Kaak
- Type: Flatbread
- Place of origin: Pakistan
- Region or state: Pakistan
- Main ingredients: Wheat flour

= Kaak (bread) =

Pakistani bread

Kaak (Balochi, Urdu, کاک) is a kind of bread and a native dish of Baloch and Pashtun peoples. Kaak is cooked on ghargi (steamed stone). In the past, Kaak was a tradition in all Pashtun regions, but now people sometimes cook this traditional Pashtun dish for taste.

Popular among the nomadic Kaak is usually very hard once it has been baked. Hence, it is also sometimes called Pathar Ki Roti (پتھر کی روٹی,).

==Preparation==
The dough for the bread is prepared with a mixture of flour, dry yeast, sugar, salt, milk, water and other ingredients based on the variation. The dough is then flattened and rolled over a preheated stone. Sometimes sesame seeds are added as a complement. The stone is then baked in a tannur until the bread is fully cooked. Although the dough starts out thin and limp, it expands and hardens greatly during the baking process. Kaak is often served with sajji.

==Traditions==
In Baloch tradition, the matriarch of the home has the most say in how the kaak is prepared.

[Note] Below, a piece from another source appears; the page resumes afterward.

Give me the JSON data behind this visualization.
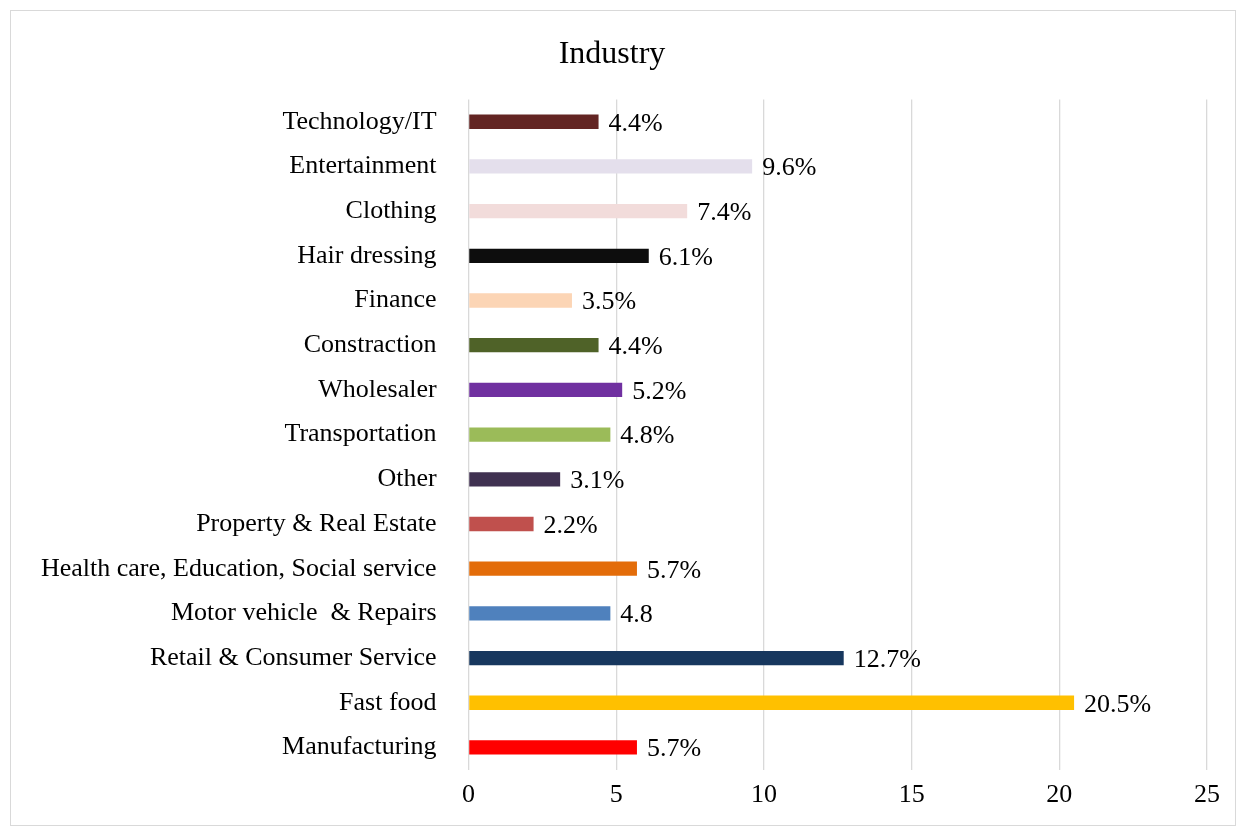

Once the bread rises the responsibilities of the task are handed over to the younger women of the household to finish the job.

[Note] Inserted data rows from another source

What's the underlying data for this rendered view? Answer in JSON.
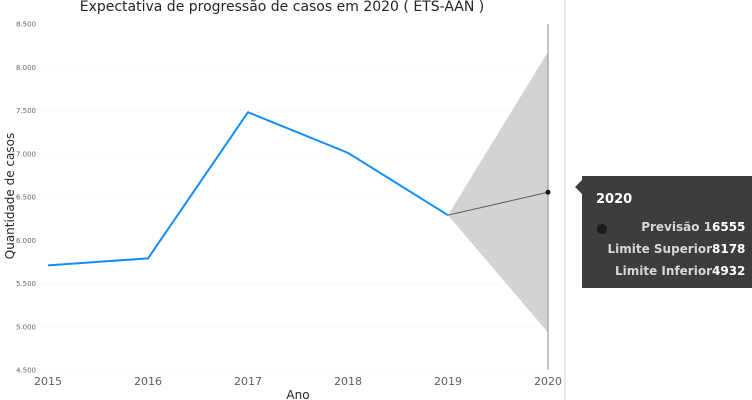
{
  "chart_data": {
    "type": "line",
    "title": "Expectativa de progressão de casos em 2020 ( ETS-AAN )",
    "xlabel": "Ano",
    "ylabel": "Quantidade de casos",
    "x": [
      "2015",
      "2016",
      "2017",
      "2018",
      "2019",
      "2020"
    ],
    "ylim": [
      4500,
      8500
    ],
    "yticks": [
      "4.500",
      "5.000",
      "5.500",
      "6.000",
      "6.500",
      "7.000",
      "7.500",
      "8.000",
      "8.500"
    ],
    "grid": true,
    "series": [
      {
        "values": [
          5710,
          5790,
          7480,
          7010,
          6290,
          null
        ]
      },
      {
        "name": "Previsão 1",
        "values": [
          null,
          null,
          null,
          null,
          6290,
          6555
        ]
      }
    ],
    "confidence_band": {
      "x": [
        "2019",
        "2020"
      ],
      "upper": [
        6290,
        8178
      ],
      "lower": [
        6290,
        4932
      ]
    },
    "colors": {
      "actual": "#118DFF",
      "forecast": "#606060",
      "band": "#D3D3D3",
      "grid": "#e8e8e8"
    }
  },
  "tooltip": {
    "title": "2020",
    "rows": [
      {
        "label": "Previsão 1",
        "value": "6555"
      },
      {
        "label": "Limite Superior",
        "value": "8178"
      },
      {
        "label": "Limite Inferior",
        "value": "4932"
      }
    ]
  }
}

It is also customary among the Balochi people, that the father of the bride feeds his daughter kaak the night before her wedding.

==Festivities==
During the summer seasons, a popular baker's festival is held in the town of Mahore called Khabaz Mahrajan Magiz. The festival highlights the best bakers from across the entire Pakistan, thus drawing very large crowds into the tens of thousands. It is customary at this festival to have an annual kaak competition, in which all the bakers submit their goods to a panel of judges. The winners of this competition, which include gold, silver, and bronze medalists, have the privilege to showcase their finest kaak at the grand opening ceremony for the festival the following year. The winner is chosen based on the flavor, size And color of their Ka’ak.

==In other cultures==
In some Arab countries, ka'ak refers to a thin savoury pastry round, similar in shape to a bagel. These are often flavoured slightly with mahleb and covered with white sesame seeds. Kaak bi loz is a sweet version made with ground almonds.